The US Government Just Updated Its Plan For Combating Water Insecurity

In the coming decades, water insecurity will be one of the biggest problems facing the world. According to the Council on Foreign Relations, communities are considered water insecure when they cannot meet their basic water needs for things like agriculture and hygiene. Considering how essential water is, it's shocking to see that, per the United Nations (U.N.), as of 2021, almost 2.3 billion people live in countries that are water-stressed, with billions more experiencing severe insecurity during at least one month each year. These shortages come from a mix of increasing demand, poor infrastructure, and ecological transformations due to climate change.

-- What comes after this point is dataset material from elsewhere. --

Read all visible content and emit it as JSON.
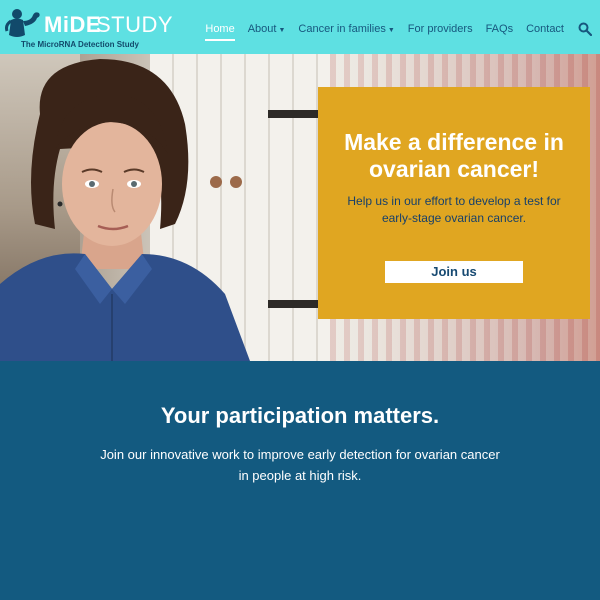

The problem of water insecurity is only expected to get worse as populations grow, groundwater gets used up, and climate change accelerates. The World Bank notes that regions that are already water scarce, like the Middle East, are likely to face worsening conditions, while even some places where water is more plentiful, like central Africa, could begin to experience shortages. This is a problem not only for the rest of the world but also for the U.S. According to the U.N. Environment Programme, droughts in the southwest have pushed reservoirs like Lake Mead to record lows, and crops in California are withering on the vine. It's no surprise that the U.S. government sees worldwide water management as a critical economic and national security issue that demands action.

The U.S. is focused on expanding equitable access to water and climate resilience

It's with all those concerns in mind that the U.S. Agency for International Development (USAID) has released its Global Water Strategy for 2022-2027; the second of several five-year plans mandated by the 2014 Water for the World Ac, and the first that will have an accompanying plan from the White House (via Global Waters). USAID's plan is a comprehensive four-part strategy that involves not just expanding water access but improving conservation through more efficient management and making sure the agencies that govern water use are funded and strengthened.

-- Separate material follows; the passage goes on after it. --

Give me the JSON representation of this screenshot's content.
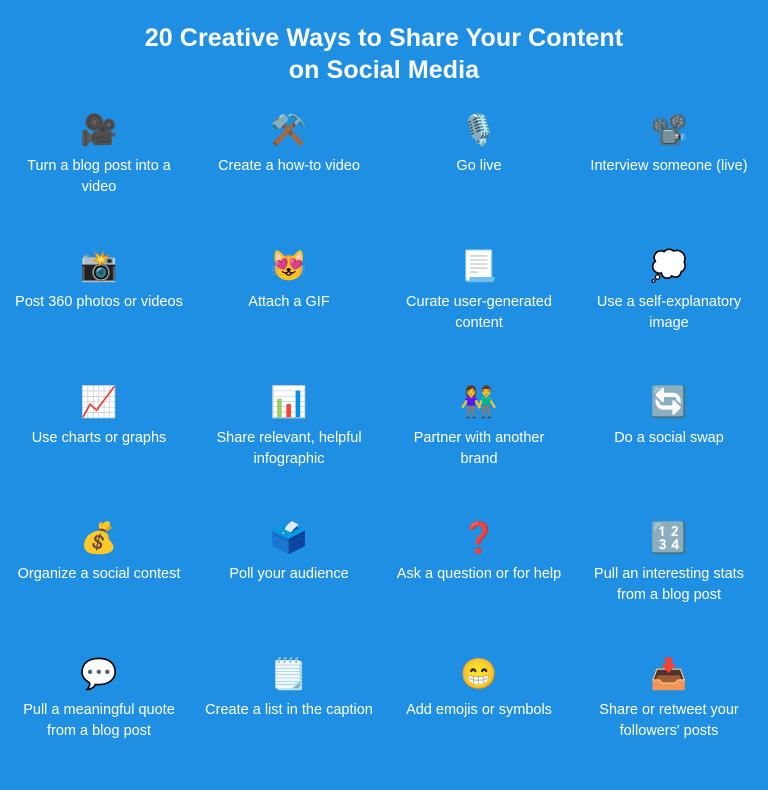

The plan is heavily focused on climate sustainability and more equitable access to water, especially in foreign nations that are considered to have extremely high needs for water distribution, like those in Sub-Saharan Africa. The plan has specific targets for its global water strategy, with a goal of 22 million people gaining improved water resources and $1 billion in funding for water security and sanitation. There is also a new focus on empowering local water management in these areas, with the major goal of reducing potential water conflicts; an issue which is already causing serious tensions in places like Iraq and the Indus Valley according to the BBC. With so much to be lost through water scarcity, now is as good a time as ever to consider your own water usage and do your part to help tackle what may end up being the 21st century's defining issue.